Pour qui le freeware géotechnique a vraiment du sens

Honnêtement, j'ai une réponse assez tranchée là-dessus.

Le freeware fonctionne bien si tu es dans une de ces situations :

  • Tu fais des vérifications rapides sur des projets simples (fondations standard, talus peu complexes)
  • Tu veux tester une approche avant d'investir dans une licence
  • Tu es en phase de formation ou tu encadres des stagiaires
  • Tu travailles en complément d'un outil principal payant pour des contrôles ponctuels

Par contre, si tu gères des projets complexes (ouvrages sensibles, sols hétérogènes, problèmes couplés hydro-mécanique), le freeware va vite montrer ses limites. Et les limites dans ce domaine, ça peut coûter cher. Très cher.

Je déconseille clairement le freeware comme outil unique sur des missions à enjeux. Pas parce que les algorithmes sont mauvais, mais parce que tu n'as ni le support, ni la traçabilité, ni la certification normative que demandent certains maîtres d'ouvrage.

Mon retour après 6 mois d'utilisation mixte

On a adopté un fonctionnement hybride dans ma boîte.

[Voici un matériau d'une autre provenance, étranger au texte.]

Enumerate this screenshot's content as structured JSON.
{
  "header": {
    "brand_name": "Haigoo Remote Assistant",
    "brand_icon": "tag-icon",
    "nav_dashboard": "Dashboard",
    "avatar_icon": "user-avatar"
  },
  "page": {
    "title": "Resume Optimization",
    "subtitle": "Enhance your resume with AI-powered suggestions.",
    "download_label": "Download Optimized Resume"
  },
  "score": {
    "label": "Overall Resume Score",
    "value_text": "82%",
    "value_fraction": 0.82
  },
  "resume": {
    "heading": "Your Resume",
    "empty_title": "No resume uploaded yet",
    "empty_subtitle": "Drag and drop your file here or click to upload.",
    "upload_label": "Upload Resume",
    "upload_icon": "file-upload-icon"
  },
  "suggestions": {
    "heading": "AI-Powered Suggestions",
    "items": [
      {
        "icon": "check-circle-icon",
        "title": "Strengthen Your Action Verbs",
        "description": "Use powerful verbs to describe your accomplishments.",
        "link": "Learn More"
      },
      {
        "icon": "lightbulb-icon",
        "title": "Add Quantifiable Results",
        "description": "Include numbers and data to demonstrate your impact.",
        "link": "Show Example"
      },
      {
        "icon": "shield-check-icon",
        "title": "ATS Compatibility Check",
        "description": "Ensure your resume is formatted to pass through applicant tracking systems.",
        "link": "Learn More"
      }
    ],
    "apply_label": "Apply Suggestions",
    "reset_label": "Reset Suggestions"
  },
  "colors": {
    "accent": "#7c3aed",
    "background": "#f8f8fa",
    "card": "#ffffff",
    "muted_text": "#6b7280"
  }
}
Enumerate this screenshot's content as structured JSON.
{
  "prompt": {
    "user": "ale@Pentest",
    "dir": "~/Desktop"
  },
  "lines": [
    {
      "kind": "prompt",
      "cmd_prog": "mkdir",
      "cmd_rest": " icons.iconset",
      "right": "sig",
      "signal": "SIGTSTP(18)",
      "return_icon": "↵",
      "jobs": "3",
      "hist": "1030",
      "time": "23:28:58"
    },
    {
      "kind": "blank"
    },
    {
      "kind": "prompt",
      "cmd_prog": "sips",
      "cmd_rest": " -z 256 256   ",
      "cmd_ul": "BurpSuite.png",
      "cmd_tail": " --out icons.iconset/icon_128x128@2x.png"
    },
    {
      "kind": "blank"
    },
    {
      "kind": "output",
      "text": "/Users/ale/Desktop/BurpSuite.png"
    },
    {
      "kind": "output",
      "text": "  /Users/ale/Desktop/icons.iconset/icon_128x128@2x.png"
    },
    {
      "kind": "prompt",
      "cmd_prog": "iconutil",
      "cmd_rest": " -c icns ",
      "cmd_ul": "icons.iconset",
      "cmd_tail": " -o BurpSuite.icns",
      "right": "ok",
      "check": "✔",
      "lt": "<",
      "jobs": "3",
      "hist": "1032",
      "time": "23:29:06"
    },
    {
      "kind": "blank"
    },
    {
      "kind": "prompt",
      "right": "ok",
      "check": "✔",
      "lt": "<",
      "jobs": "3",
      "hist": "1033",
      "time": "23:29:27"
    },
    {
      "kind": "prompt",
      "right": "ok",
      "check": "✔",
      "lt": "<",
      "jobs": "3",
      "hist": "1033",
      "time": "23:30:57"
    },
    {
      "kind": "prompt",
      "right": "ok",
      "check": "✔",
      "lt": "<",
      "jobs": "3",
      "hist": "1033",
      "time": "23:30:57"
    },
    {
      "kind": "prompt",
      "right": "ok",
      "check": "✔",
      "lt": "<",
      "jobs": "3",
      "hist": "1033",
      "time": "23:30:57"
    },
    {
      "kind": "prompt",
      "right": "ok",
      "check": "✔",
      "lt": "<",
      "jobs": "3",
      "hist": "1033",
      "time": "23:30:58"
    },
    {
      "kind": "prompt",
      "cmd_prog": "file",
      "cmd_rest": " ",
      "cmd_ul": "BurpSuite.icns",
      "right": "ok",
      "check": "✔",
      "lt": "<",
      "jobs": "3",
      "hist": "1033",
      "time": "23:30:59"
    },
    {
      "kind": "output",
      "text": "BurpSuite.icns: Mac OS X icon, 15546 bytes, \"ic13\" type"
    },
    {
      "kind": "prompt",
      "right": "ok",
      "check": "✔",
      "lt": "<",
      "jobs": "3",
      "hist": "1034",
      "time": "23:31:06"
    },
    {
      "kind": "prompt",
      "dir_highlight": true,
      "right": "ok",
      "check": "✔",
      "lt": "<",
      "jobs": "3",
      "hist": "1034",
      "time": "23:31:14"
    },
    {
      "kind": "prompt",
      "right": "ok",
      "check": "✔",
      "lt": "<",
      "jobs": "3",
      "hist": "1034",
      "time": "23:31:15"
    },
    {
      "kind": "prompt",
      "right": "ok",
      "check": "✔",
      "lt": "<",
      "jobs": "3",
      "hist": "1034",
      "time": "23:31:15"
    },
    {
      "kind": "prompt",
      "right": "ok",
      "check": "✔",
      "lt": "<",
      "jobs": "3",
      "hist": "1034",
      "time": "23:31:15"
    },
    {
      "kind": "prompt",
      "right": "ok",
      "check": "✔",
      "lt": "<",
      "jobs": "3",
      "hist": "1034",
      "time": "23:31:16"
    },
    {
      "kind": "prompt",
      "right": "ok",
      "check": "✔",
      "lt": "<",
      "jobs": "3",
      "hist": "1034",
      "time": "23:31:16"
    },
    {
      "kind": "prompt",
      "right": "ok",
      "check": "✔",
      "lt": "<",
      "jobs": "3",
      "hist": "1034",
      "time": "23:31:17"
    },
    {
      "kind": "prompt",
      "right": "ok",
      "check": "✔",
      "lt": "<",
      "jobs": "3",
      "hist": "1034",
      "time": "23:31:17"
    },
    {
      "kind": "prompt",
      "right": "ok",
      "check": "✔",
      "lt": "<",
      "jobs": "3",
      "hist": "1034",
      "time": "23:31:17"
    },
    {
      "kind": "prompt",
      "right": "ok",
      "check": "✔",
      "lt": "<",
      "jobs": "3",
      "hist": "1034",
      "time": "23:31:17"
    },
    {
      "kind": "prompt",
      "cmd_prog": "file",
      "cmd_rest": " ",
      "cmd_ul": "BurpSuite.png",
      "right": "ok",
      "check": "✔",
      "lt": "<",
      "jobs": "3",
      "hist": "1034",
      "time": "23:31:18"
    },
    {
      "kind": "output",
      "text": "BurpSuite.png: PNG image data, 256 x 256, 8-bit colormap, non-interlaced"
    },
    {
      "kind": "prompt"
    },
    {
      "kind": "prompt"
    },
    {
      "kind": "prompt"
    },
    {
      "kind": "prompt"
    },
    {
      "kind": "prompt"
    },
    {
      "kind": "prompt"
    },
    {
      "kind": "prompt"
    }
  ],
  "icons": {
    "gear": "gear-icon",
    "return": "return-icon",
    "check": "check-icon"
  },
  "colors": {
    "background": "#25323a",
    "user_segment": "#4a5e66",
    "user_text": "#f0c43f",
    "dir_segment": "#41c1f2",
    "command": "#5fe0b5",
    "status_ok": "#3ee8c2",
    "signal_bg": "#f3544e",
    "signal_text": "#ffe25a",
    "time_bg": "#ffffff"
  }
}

On utilise GEO5 Free pour les pré-dimensionnements. Ça prend 20 minutes au lieu d'une heure avec Excel. Et ça permet de vérifier une première hypothèse avant d'engager une modélisation plus fine.

Pour les missions complètes, on passe sur une licence partagée d'un outil payant. On mutualise les coûts avec un partenaire. Ça coûte moins cher à deux, et ça reste sérieux pour le client.

Ce qui m'a fait gagner du temps, c'est vraiment la phase de qualification rapide. "Est-ce que ce projet est géotechniquement simple ou non ?" Le freeware répond à cette question en quelques minutes. Et cette réponse, elle structure tout le reste de la mission.

Là j'ai un vrai reproche : les interfaces de beaucoup de freewares sont figées depuis 2015. Aucune évolution UX, aucune modernisation. On sent qu'il n'y a personne pour maintenir ça activement. Sur certains outils, j'ai même eu des crashs sous Windows 11 sans message d'erreur compréhensible. Pas rassurant.

Mais bon, à zéro euro, tu ne peux pas exiger une roadmap produit.

Le calcul géotechnique sérieux avec un freeware ? Oui, dans un cadre précis. Non, si tu fermes les yeux sur les limites. La vraie question, c'est est-ce que tu sais ce que tu fais quand tu lances le calcul. Parce que l'outil ne te le demandera pas.